Performance Optimization — Databricks & Tableau

What steps would you take to optimize the performance of a Databricks job?

Use Photon runtime & autoscaling clusters.
Store in Delta/Parquet, compact files, use Z-ORDER.
Enable Adaptive Query Execution (AQE).
Tune shuffle partitions & use broadcast joins.
Filter/prune columns early, cache selectively.
Prefer built-ins over UDFs.
Monitor Spark UI & fix bottlenecks.

How would you handle data skew in a Databricks job?

Detect with Spark UI (slow tasks, uneven partitions).
Enable AQE skew handling.
Broadcast small tables, pre-aggregate before joins.
Apply salting or composite keys.
Repartition by uniform keys or process hot keys separately.

What are the best practices for writing efficient ETL pipelines in Databricks?

Use Delta tables with Auto Loader for ingestion.
Build bronze → silver → gold layers, incremental not full reloads.
Optimize/Z-ORDER for query speed.
Parameterize code, add data quality checks.
Avoid UDFs, reduce shuffles, prune columns early.
Orchestrate with retries, alerts, checkpoints.

How would you optimize a Tableau dashboard for performance when dealing with large datasets?

Use extracts (Hyper), aggregated/incremental refresh.
Pre-aggregate data, reduce marks (<100k per view).
Use context filters, avoid high-cardinality quick filters.
Push heavy calcs upstream; limit complex LODs.
Keep dashboards simple, fewer worksheets.
Monitor with Performance Recording & query plans.

Common Interview Questions:

What does Adaptive Query Execution actually do?

AQE re-plans a Spark query between stages using the actual shuffle statistics rather than the compile-time estimates. It coalesces small post-shuffle partitions into larger ones, converts sort-merge joins to broadcast joins when one side turns out to fit in memory, and splits skewed partitions into sub-partitions so a single hot key cannot stall the stage.

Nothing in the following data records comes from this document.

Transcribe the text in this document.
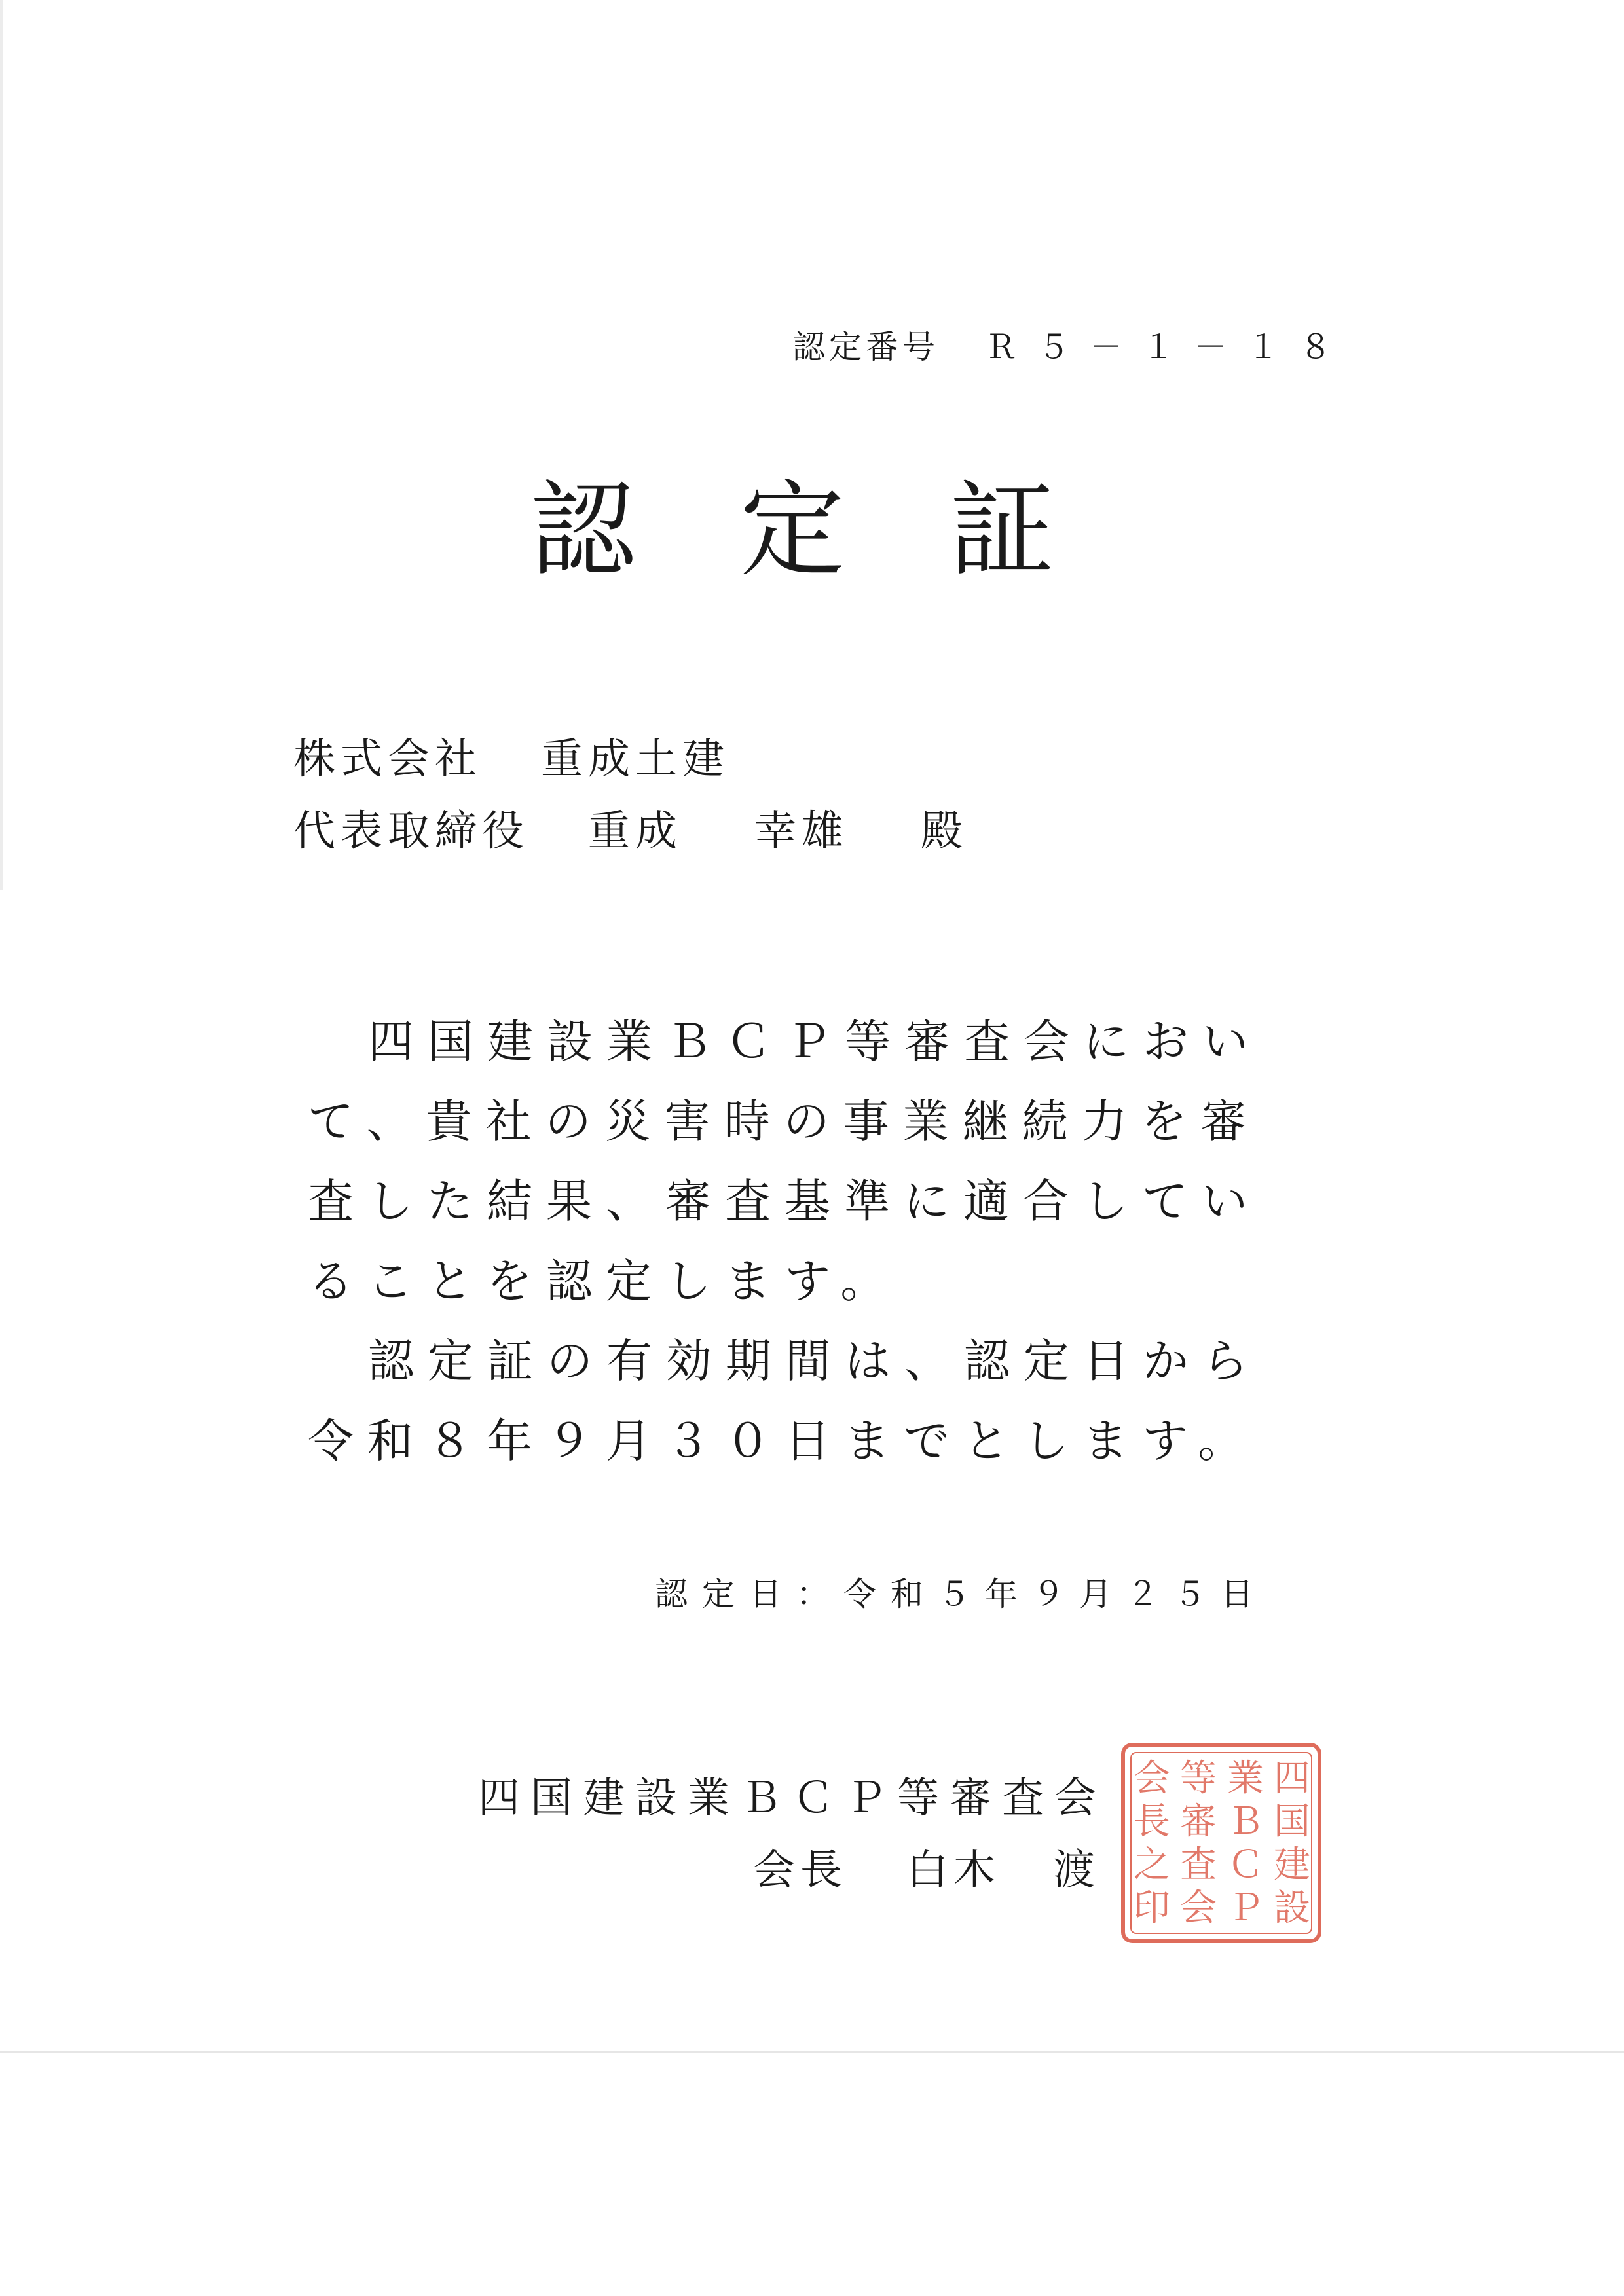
認定番号 Ｒ５－１－１８
認定証
株式会社 重成土建
代表取締役 重成 幸雄 殿

四国建設業ＢＣＰ等審査会において、貴社の災害時の事業継続力を審査した結果、審査基準に適合していることを認定します。

認定証の有効期間は、認定日から令和８年９月３０日までとします。

認定日：令和５年９月２５日
四国建設業ＢＣＰ等審査会
会長 白木 渡
四
国
建
設
業
Ｂ
Ｃ
Ｐ
等
審
査
会
会
長
之
印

It is on by default in DBR 7.3+ and is almost always a free win — disable it only when reproducing a deterministic plan for debugging.

What is the right target file size for a Delta table and how do you reach it?

128MB to 1GB is the sweet spot — small enough to parallelize, large enough that per-file overhead does not dominate. Delta auto-tunes via delta.tuneFileSizesForRewrites on tables that see frequent MERGE/UPDATE; for append-only tables, enable optimizedWrites and autoCompact, and run periodic OPTIMIZE for tables with steady streaming writes. The classic anti-pattern is thousands of 5MB files from streaming jobs without compaction; those tables become slow from metadata overhead long before they are large.

What is Photon and when does it help?

Photon is Databricks' vectorized C++ execution engine that replaces parts of the Spark JVM execution layer for SQL and DataFrame workloads. It dramatically speeds up scans, joins, aggregations, and writes on Delta — typical 2-3x speedup on aggregation-heavy SQL. It does nothing for Python UDFs (which still bounce through the JVM-Python bridge) and adds no value for tiny queries where engine overhead is irrelevant. Use it for SQL warehouses, ETL on large Delta tables, and BI workloads; skip it for clusters dominated by Python UDF logic.

When do you force a broadcast join with a hint?

When you know one side fits in executor memory but Catalyst will not pick the broadcast — usually because table statistics are stale, the data comes from a UDF that does not expose row counts, or the threshold is conservative. Use broadcast(df) in PySpark or /*+ BROADCAST(t) */ in SQL. The risk is that "fits in memory" is wrong: the small side actually has 5GB of data, the broadcast OOMs the driver during collection or the executors during distribution. Always check actual row counts first; do not broadcast based on assumptions.

How do you detect and fix data skew in a Spark job?

In the Spark UI, look at the stage's task duration distribution — if the max task is 10x the median, you have skew. Confirm with shuffle read sizes per task. The first fix is to enable AQE skew handling (spark.sql.adaptive.skewJoin.enabled), which auto-splits the heavy partitions. If that is not enough, salt the skewed key (append a random suffix to the heavy side, explode the other side over the suffix range and join) or split the hot keys into a separate broadcast join and union the result. Salting is heavyweight; reserve it for the rare cases AQE cannot resolve.

What are the highest-leverage optimizations to apply before tuning anything else?

In order: enable Photon on the SQL warehouse or all-purpose cluster; turn on AQE (default in modern DBR but worth verifying); ensure Delta auto-compaction and optimized writes are on for tables that get incremental writes; add Liquid Clustering or Z-Order on the columns that drive WHERE and JOIN predicates; right-size the cluster (over-provisioning hides skew, under-provisioning starves parallelism). Only after these should you reach for query rewrites, broadcast hints, or salting. Most "slow Databricks" tickets resolve from this list before any code changes.